January 15th, 2014


stuff what I've found on the Internet

The 50 greatest last shots in film history. There are things missing from this, and Big Night should for damn sure be higher, but it's still a cool thing.

Mary Shelley letters discovered in Essex. As a Mary Shelley nerd, this is awesome, especially since the letters are from later in her life, around 1831 or so, with some interesting insights into Mary's later life after all the most important people in her life (save her one surviving son) were dead.

L. Ron Hubbard's great-grandson does a speaking song about how Scientology got started. I found the revelations in this piece not in the least bit surprising at all, but some may be shocked to see just what a crock of bullshit Scientology is.

The cancer study in which Jay Lake has enrolled. Since his diagnosis with cancer, Jay's blog has been a fascinating, heartbreaking chronicle of his fight against this disease which is going to kill him, it's just a matter of when. This study, besides being some incredibly cool, as Jay puts it, Very Big Science, is also the latest instance of Jay giving cancer a much-deserved middle finger.

Susan G. Komen took a 22% financial hit last year after they dissed Planned Parenthood. So nice to see repulsive actions actually having consequences. While I'm sorry that a breast cancer charity is losing money, they're lying in a bed they made.
  • Current Music
    "Caldonia" by Muddy Waters
wee krad, South Park Keith, South Park Keith #2


There's a meme going around Facebook that's an attempt to spread poetry. I saw a post by Irene Jericho where she quoted a poem, and then anyone who liked the post got assigned a poet to do likewise with. She gave me Rumi, so I quoted a translation of "I Am and I Am Not."
I'm drenched
in the flood
which has yet to come

I'm tied up
in the prison
which has yet to exist
Not having played
the game of chess
I'm already the checkmate
Not having tasted
a single cup of your wine
I'm already drunk
Not having entered
the battlefield
I'm already wounded and slain
I no longer
know the difference
between image and reality
Like the shadow
I am
I am not

But why stop there? Here are two of my favorites, by a couple guys named William. First we have the Introduction to the Songs of Innocence by William Blake:
Piping down the valleys wild,
Piping songs of pleasant glee,
On a cloud I saw a child,
And he laughing said to me:

"Pipe a song about a Lamb!"
So I piped with merry chear.
"Piper, pipe that song again;"
So I piped: he wept to hear.

"Drop thy pipe, thy happy pipe;
Sing thy songs of happy chear!"
So I sung the same again,
While he wept with joy to hear.

"Piper, sit thee down and write
In a book, that all may read."
So he vanish'd from my sight,
And I pluck'd a hollow reed,

And I made a rural pen,
And I stained the water clear,
And I wrote my happy songs
Every child may joy to hear.

And then there's "The Second Coming" by William Butler Yeats, a poem I've mined for titles in a couple of my Star Trek works (the Mere Anarchy eBook miniseries I edited, my short story in Tales of the Dominion War):
Turning and turning in the widening gyre
The falcon cannot hear the falconer;
Things fall apart; the centre cannot hold;
Mere anarchy is loosed upon the world,
The blood-dimmed tide is loosed, and everywhere
The ceremony of innocence is drowned;
The best lack all conviction, while the worst
Are full of passionate intensity.

Surely some revelation is at hand;
Surely the Second Coming is at hand.
The Second Coming! Hardly are those words out
When a vast image out of Spiritus Mundi
Troubles my sight: a waste of desert sand;
A shape with lion body and the head of a man,
A gaze blank and pitiless as the sun,
Is moving its slow thighs, while all about it
Wind shadows of the indignant desert birds.

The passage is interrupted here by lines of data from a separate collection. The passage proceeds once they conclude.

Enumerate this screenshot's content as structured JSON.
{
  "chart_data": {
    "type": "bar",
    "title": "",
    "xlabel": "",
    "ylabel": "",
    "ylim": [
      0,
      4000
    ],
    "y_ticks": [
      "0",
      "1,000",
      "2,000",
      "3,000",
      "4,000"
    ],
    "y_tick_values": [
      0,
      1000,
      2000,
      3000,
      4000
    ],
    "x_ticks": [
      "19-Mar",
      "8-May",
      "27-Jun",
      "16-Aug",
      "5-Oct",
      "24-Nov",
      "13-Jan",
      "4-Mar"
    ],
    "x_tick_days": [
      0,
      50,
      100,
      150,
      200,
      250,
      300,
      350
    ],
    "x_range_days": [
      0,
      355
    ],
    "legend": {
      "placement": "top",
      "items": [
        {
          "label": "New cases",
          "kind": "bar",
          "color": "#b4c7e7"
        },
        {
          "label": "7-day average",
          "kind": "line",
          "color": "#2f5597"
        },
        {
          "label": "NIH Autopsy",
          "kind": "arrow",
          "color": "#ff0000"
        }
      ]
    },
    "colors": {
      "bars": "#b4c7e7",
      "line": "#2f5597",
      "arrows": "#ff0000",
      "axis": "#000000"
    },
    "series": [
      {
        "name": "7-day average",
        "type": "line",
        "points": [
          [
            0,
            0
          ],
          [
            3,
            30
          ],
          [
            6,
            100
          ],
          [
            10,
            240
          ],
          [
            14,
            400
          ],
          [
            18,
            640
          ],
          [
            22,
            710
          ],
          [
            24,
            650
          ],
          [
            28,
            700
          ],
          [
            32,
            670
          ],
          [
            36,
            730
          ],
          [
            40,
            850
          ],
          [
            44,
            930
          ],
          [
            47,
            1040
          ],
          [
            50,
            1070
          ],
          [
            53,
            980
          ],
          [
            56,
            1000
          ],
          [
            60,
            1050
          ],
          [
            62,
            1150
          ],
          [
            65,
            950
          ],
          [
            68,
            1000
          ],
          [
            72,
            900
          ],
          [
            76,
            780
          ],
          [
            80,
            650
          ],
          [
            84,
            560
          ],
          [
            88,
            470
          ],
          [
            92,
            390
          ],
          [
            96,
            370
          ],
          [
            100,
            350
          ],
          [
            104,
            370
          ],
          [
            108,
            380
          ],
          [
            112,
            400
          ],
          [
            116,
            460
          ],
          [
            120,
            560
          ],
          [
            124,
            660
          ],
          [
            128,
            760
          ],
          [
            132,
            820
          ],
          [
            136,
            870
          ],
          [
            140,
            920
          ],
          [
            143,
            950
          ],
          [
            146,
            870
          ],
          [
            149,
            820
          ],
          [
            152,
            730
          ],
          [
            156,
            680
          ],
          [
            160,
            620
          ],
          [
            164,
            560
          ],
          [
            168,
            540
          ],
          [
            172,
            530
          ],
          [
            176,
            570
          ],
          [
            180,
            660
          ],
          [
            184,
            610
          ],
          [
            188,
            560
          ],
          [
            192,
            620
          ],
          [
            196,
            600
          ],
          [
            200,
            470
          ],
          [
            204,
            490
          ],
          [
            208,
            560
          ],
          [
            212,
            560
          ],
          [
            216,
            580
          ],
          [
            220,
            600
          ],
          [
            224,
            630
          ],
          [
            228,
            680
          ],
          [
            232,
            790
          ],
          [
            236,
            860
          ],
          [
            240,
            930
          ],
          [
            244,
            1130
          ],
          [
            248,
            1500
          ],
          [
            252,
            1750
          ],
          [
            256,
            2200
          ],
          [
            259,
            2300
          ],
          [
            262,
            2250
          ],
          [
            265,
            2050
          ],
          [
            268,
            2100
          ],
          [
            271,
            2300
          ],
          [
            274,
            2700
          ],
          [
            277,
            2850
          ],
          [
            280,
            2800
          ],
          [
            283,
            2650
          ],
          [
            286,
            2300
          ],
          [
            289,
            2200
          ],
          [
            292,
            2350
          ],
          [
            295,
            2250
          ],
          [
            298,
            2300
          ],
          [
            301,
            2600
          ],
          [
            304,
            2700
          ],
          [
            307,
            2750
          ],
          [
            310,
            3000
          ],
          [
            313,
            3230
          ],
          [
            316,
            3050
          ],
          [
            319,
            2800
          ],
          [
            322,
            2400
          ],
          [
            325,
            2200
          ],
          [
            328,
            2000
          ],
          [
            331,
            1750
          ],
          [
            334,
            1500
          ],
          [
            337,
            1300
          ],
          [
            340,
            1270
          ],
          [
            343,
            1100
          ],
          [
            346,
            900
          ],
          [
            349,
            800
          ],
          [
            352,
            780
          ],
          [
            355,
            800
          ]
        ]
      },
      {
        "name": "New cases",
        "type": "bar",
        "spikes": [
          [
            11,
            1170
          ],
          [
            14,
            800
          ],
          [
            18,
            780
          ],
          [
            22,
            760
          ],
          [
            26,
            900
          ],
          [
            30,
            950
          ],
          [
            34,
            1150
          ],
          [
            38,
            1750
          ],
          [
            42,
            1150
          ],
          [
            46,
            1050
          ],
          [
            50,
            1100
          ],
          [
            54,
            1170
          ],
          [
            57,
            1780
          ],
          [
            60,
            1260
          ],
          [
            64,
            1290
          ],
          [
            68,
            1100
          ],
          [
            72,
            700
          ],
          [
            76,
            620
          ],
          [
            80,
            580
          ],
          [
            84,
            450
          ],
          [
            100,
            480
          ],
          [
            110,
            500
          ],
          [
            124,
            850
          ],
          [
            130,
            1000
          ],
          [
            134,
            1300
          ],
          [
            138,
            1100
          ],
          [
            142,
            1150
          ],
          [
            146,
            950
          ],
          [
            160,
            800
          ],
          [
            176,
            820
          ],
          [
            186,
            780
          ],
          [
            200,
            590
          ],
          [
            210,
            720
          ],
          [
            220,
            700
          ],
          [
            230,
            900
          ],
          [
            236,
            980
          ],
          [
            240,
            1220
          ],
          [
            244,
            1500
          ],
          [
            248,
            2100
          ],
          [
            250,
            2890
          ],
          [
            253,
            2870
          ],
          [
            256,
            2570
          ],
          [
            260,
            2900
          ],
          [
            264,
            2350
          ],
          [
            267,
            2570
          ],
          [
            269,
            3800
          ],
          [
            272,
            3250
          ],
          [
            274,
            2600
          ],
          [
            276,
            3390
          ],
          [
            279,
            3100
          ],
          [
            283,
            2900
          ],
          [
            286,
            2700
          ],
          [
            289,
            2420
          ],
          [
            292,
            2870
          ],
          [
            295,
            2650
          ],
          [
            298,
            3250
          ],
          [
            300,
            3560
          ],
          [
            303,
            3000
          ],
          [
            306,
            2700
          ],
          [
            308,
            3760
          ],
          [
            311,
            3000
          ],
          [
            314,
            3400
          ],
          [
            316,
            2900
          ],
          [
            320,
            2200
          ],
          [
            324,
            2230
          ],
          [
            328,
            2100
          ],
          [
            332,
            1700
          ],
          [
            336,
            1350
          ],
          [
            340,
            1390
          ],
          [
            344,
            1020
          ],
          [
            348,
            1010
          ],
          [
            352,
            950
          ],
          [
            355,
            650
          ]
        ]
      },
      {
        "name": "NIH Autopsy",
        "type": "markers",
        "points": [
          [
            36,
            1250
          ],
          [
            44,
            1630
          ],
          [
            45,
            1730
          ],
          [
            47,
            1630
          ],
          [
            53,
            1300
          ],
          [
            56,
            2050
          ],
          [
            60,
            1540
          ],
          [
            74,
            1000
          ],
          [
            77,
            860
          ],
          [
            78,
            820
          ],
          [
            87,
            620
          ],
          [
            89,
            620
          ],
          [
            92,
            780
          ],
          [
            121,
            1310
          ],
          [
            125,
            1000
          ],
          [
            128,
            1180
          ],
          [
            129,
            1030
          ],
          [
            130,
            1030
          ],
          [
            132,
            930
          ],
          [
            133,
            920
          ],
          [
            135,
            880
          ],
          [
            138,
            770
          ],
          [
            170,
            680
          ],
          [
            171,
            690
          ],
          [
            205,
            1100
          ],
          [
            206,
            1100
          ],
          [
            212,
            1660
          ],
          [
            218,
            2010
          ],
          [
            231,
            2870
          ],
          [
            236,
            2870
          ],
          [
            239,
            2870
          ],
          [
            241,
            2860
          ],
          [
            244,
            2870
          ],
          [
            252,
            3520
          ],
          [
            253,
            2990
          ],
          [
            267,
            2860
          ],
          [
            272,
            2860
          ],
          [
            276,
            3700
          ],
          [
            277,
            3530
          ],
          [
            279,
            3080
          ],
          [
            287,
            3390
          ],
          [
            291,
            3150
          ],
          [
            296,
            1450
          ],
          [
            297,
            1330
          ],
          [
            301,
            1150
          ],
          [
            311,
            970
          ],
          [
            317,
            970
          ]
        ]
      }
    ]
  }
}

The darkness drops again but now I know
That twenty centuries of stony sleep
Were vexed to nightmare by a rocking cradle,
And what rough beast, its hour come round at last,
Slouches towards Bethlehem to be born?
  • Current Music
    "Endless Highway" by The Band

looking forward to The Klingon Art of War on SF Signal

SF Signal's latest "Mind Meld" column is a bunch of people weighing in on what books they're looking forward to in 2014. I made one person's list for The Klingon Art of War, specifically that of Elektra Hammond. (Full disclosure: Elektra's both a friend and colleague, and she's my editor at Dark Quest for the "Precinct" books.)

Money quote:
My favorite Star Trek aliens are featured in The Klingon Art of War by Keith R.A. DeCandido, due out in May. Inspired by the famous treatise by Sun Tzu on military strategy, this book details the ten precepts of ancient Klingon wisdom. It looks to be part fiction, part philosophy, part self-help and all entertainment.